Ahora todo se ve más difícil, más ambiguo, y en definitiva, creo, más peligroso. Si la modernidad, liberal o socialista, heredera de Voltaire y de Rousseau o de Marx ha sido un error, ¿qué alternativa nos queda? Trato de escudriñar la lógica de algunas posiciones y sólo la encuentro en las jerarquías medievales, en la. vuelta de la Inquisición, a propósito de cuyos crímenes, menos mal, el Papa proclamé, hace algunos meses su arrepentimiento público. Porque no sólo hay integrismo, como se sabe, en el islam.

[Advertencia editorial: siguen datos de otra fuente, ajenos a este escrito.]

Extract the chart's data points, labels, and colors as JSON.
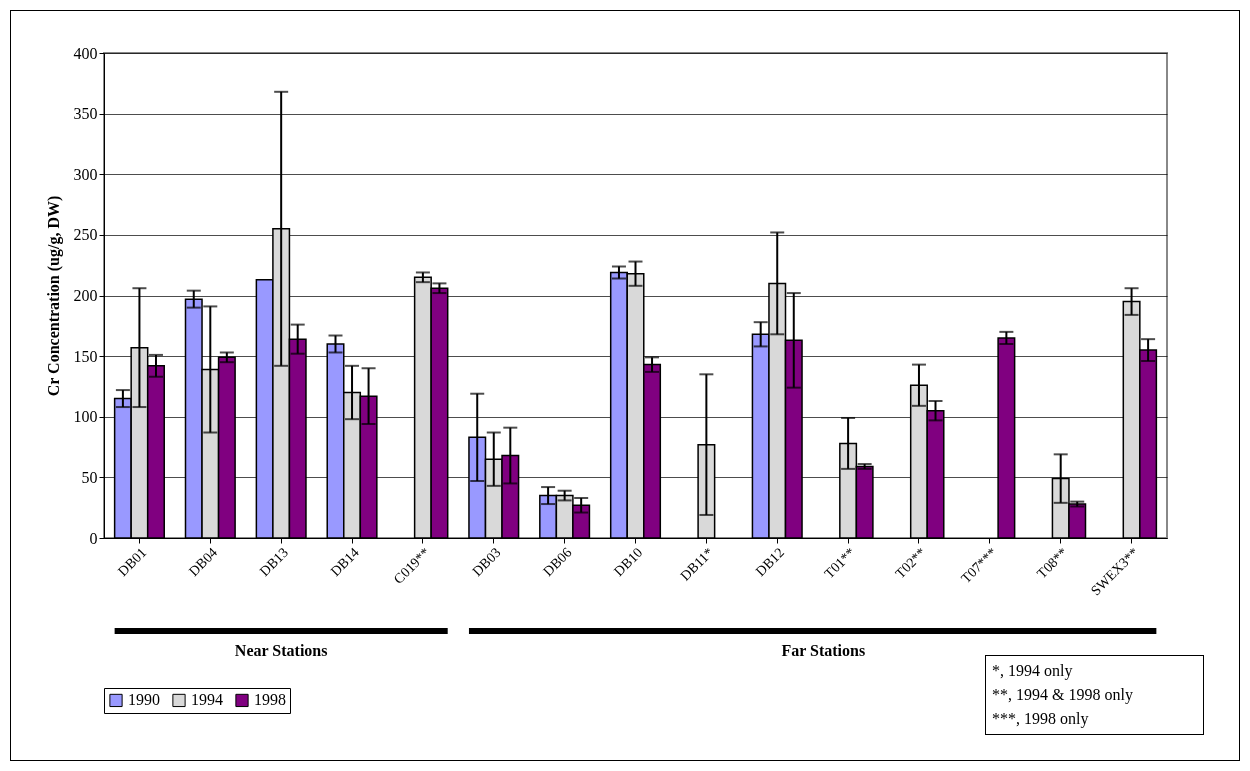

La crisis de lo moderno ha provocado una pasión desatada por el pasado y por todas sus formas, una pasión cuyas consecuencias empezamos a padecer y que podrían llevamos muy lejos.

A propósito, recuerdo que se hablaba en Chile, en tiempos del general Pinochet, de las diferentes "modernizaciones", y me quedo pensativo. ¿No será, me pregunto, que intentamos modernizar y desarrollar la economía sin modernizar la política, sin alterar una serie de hábitos tradicionales, incluso coloniales, arcaicos? Es probable, entonces, que el debate futuro, que el verdadero sentido de la lucha política, en Chile y en muchos otros lados cristalice alrededor de estos complicados asuntos.

Jorge Edwards es escritor chileno.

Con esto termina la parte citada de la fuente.